A Clínica

A Clínica 

 Os hospitais são bem movimentados e cheios de pessoas entrando e saindo, sejam pacientes ou acompanhantes até os médicos e enfermeiros. As vezes eu me pergunto o motivo que me levou surtar daquele jeito, explanar a máfia daqueles médicos sanguessugas que ganhavam muito dinheiro público para dormirem em suas salas após um plantão em seus hospitais particulares enquanto as pessoas pobres -as mais necessitadas na minha opinião - estavam adoecendo em seus leitos. Será que eles consideravam hospitais públicos "menos importantes" que os particulares?




 Eu não aguentei aquela pressão, meu senso de justiça é muito mais forte do que esse conformismo e dormência social. Esses monstros, sim monstros, eu me recuso a chama-los de médicos, foram presos e perderam o direito de exercer a pratica da medicina. Mas sabe qual foi o pior? Me ameaçaram de morte. O Diretor do hospital preferiu me transferir para outro hospital, na verdade eu até que gostei num primeiro momento. O salário ia ser duas vezes maior, eu iria trabalhar no plantão noturno, só não conhecia esse hospital.

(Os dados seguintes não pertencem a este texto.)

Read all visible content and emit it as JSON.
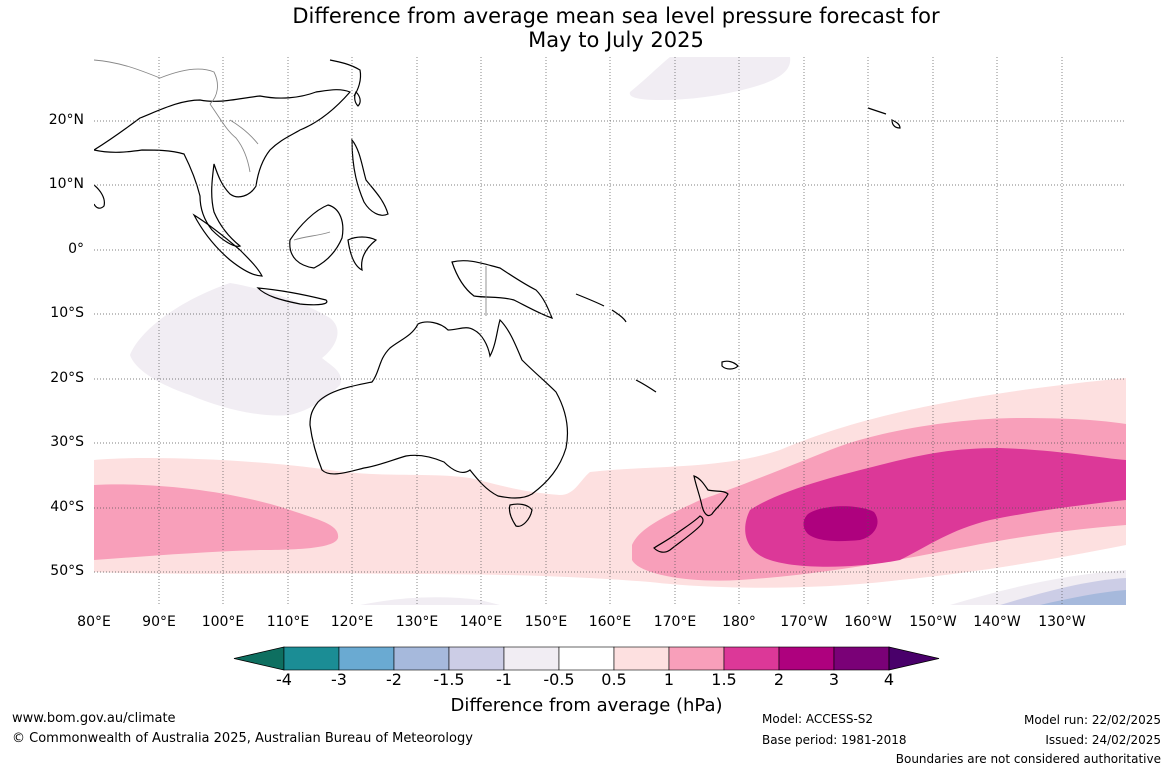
{
  "title": {
    "line1": "Difference from average mean sea level pressure forecast for",
    "line2": "May to July 2025"
  },
  "map": {
    "region": "Australia, Maritime Continent, Southwest Pacific",
    "lon_range": [
      "80°E",
      "130°W"
    ],
    "lat_range": [
      "55°S",
      "30°N"
    ],
    "gridlines": true,
    "lat_labels": [
      "20°N",
      "10°N",
      "0°",
      "10°S",
      "20°S",
      "30°S",
      "40°S",
      "50°S"
    ],
    "lon_labels": [
      "80°E",
      "90°E",
      "100°E",
      "110°E",
      "120°E",
      "130°E",
      "140°E",
      "150°E",
      "160°E",
      "170°E",
      "180°",
      "170°W",
      "160°W",
      "150°W",
      "140°W",
      "130°W"
    ],
    "anomaly_regions": [
      {
        "description": "large band south of Australia and across Tasman Sea to South Pacific",
        "category": "0.5 to 1"
      },
      {
        "description": "southern Indian Ocean near 80-105°E, 35-45°S",
        "category": "1 to 1.5"
      },
      {
        "description": "South Pacific east of New Zealand, 165°E-130°W, 30-50°S",
        "category": "1 to 1.5"
      },
      {
        "description": "South Pacific core, 175°E-130°W, 35-48°S",
        "category": "1.5 to 2"
      },
      {
        "description": "South Pacific maximum near 165°W, 42-45°S",
        "category": "2 to 3"
      },
      {
        "description": "eastern Indian Ocean west of Australia, 105-120°E, 5-25°S",
        "category": "-1 to -0.5"
      },
      {
        "description": "North Pacific near 155-175°E, 25-30°N",
        "category": "-1 to -0.5"
      },
      {
        "description": "far southeast Pacific near 140-130°W, 50-55°S",
        "category": "-1.5 to -1"
      }
    ]
  },
  "colorbar": {
    "label": "Difference from average (hPa)",
    "ticks": [
      "-4",
      "-3",
      "-2",
      "-1.5",
      "-1",
      "-0.5",
      "0.5",
      "1",
      "1.5",
      "2",
      "3",
      "4"
    ],
    "colors": [
      "#0e6f60",
      "#1b8d95",
      "#6aaad2",
      "#a6b9dc",
      "#cccde6",
      "#f1edf3",
      "#ffffff",
      "#fde0e0",
      "#f89fba",
      "#dc3898",
      "#ae017e",
      "#7a0177",
      "#49006a"
    ]
  },
  "footer": {
    "website": "www.bom.gov.au/climate",
    "copyright": "© Commonwealth of Australia 2025, Australian Bureau of Meteorology",
    "model": "Model: ACCESS-S2",
    "base_period": "Base period: 1981-2018",
    "model_run": "Model run: 22/02/2025",
    "issued": "Issued: 24/02/2025",
    "disclaimer": "Boundaries are not considered authoritative"
  }
}
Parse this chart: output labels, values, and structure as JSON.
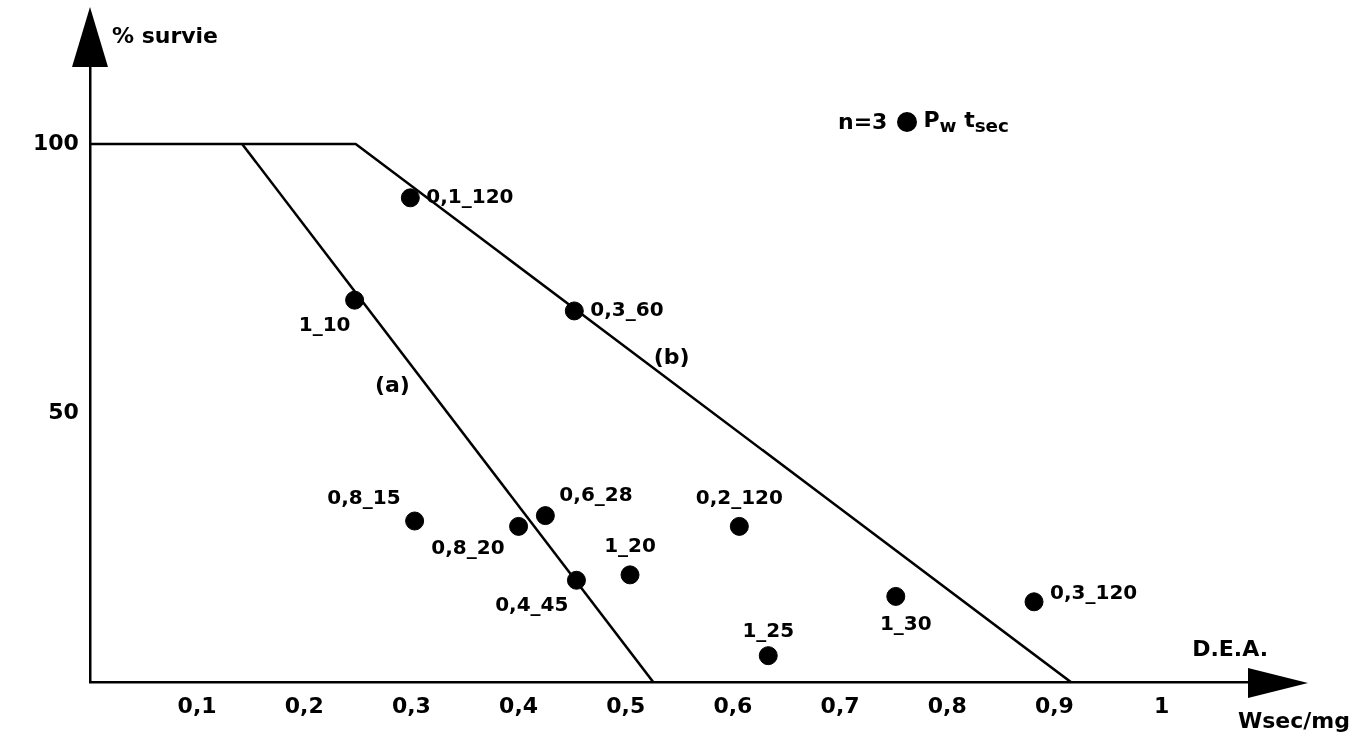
{
  "chart_data": {
    "type": "scatter",
    "ylabel": "% survie",
    "xlabel": "D.E.A.",
    "annotations": [
      "Wsec/mg",
      "n=3",
      "(a)",
      "(b)"
    ],
    "legend": "top right",
    "series": [
      {
        "name": "P$_{w}$ t$_{sec}$",
        "type": "scatter",
        "marker": "circle",
        "color": "#000000",
        "x": [
          0.247,
          0.299,
          0.303,
          0.4,
          0.425,
          0.452,
          0.454,
          0.504,
          0.606,
          0.633,
          0.752,
          0.881
        ],
        "values": [
          71,
          90,
          30,
          29,
          31,
          69,
          19,
          20,
          29,
          5,
          16,
          15
        ],
        "value_labels": [
          "1_10",
          "0,1_120",
          "0,8_15",
          "0,8_20",
          "0,6_28",
          "0,3_60",
          "0,4_45",
          "1_20",
          "0,2_120",
          "1_25",
          "1_30",
          "0,3_120"
        ]
      },
      {
        "type": "line",
        "color": "#000000",
        "x": [
          0.142,
          0.526
        ],
        "values": [
          100,
          0
        ]
      },
      {
        "type": "line",
        "color": "#000000",
        "x": [
          0,
          0.248,
          0.916
        ],
        "values": [
          100,
          100,
          0
        ]
      }
    ],
    "xlim": [
      0,
      1.09
    ],
    "ylim": [
      0,
      118
    ],
    "xticks": [
      {
        "value": 0.1,
        "label": "0,1"
      },
      {
        "value": 0.2,
        "label": "0,2"
      },
      {
        "value": 0.3,
        "label": "0,3"
      },
      {
        "value": 0.4,
        "label": "0,4"
      },
      {
        "value": 0.5,
        "label": "0,5"
      },
      {
        "value": 0.6,
        "label": "0,6"
      },
      {
        "value": 0.7,
        "label": "0,7"
      },
      {
        "value": 0.8,
        "label": "0,8"
      },
      {
        "value": 0.9,
        "label": "0,9"
      },
      1
    ],
    "yticks": [
      50,
      100
    ],
    "grid": false
  }
}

 - você desmontou a máfia dos médicos, mas sabe qual é o pior? Perguntou o Diretor Marlon, um senhor de 47 anos mais ou menos e de aparência juvenil, cabelos escuros mas que escondiam as raízes de seu cabelo branco que estavam crescendo e ele usava óculos redondos sugerindo um homem vaidoso. Eu olhava para ele com aquele tipo de alívio de dever cumprido. Com ar de justiça feita.
 - Sabe que isso não vai acabar aqui. Eles são ricos e vivemos em uma pseudo democracia, uma democracia burguesa por assim dizer. Serão soltos em breve... Eu tentei questiona-lo, mas eu notei que sua maneira de falar e o seu tom de voz era de alguém que estava realmente preocupado com meu bem estar. Aceitei ser transferido para o outro hospital.

 Era uma clínica psiquiátrica, na verdade era algo como uma Instituição de Longa Permanência para idosos(ILPIs). Estavamos em janeiro, mês que mais chovia. O hospital ficava no interior da cidade, bem afastada, acreditavam que a calmaria da zona rural ajudava a relaxar os pacientes. A estrada era de terra batida, me parecia barro vermelho acentado e haviam pedras misturadas ao chão, medida essa adotada pelos moradores da localidade para almentar ainda mais a tração dos carros, evitando assim uma pista totalmente lisa e escorregadia em dias de chuva.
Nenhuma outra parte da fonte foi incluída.